The report uses data from 23 different U.S. cities for which larceny incident data was available through June 2024. 

There was a notable decline in shoplifting during the COVID-19 pandemic, as it dropped 15% from 2019 to 2020 and another 10% in 2021. From 2022 to 2023, there was a 12% increase, but by the end of 2023, the shoplifting rate was 10% lower than pre-pandemic levels. 

The report said the shoplifting rate in the first half of 2024 was 10% higher than in 2019. February, March and May saw the largest increases relative to the same months in 2023. 

One of the report’s co-authors, CCJ Senior Research Specialist Ernesto Lopez, cautioned that it is unclear how much the change reflects an actual rise in shoplifting incidents or increased reporting to law enforcement. 

In a CCJ news release from 2023, it says retail theft has received extensive media coverage and caught the attention of policymakers, especially organized retail theft, which could lead to increased reporting.

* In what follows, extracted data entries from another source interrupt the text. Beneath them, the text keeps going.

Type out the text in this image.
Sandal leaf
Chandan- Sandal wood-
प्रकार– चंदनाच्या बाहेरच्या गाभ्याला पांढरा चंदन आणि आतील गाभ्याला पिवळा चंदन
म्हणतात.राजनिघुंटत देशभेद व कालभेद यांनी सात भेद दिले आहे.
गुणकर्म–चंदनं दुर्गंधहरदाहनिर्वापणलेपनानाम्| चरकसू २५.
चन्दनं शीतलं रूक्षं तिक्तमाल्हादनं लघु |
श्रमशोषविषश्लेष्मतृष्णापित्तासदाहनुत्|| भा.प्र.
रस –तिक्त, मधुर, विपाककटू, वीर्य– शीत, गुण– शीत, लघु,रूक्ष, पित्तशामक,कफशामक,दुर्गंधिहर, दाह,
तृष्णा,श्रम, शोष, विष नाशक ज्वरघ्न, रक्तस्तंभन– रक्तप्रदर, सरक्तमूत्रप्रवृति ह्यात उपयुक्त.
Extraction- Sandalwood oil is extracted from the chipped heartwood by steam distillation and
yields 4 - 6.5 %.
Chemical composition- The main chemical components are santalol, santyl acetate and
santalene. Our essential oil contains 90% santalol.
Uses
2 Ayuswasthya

Other crime rates have dropped in 2024, however, with homicide and most other violent crimes dropping to or slightly below levels seen before the COVID-19 pandemic and nationwide protests that followed the killing of George Floyd, according to the report. 

Rates of violent crimes including homicide, aggravated assault, gun assault, domestic violence, robbery and carjacking were all lower than in 2023, and only gun assault and carjacking had higher rates than in 2019. 

“Especially with homicide, the continuing downward trends we’re seeing so far this year are heartening, as every killing prevented is a life saved,” Lopez said. “But crime is heavily influenced by local factors, and despite the national trends, many U.S. cities continue to face intolerably high levels of violence.”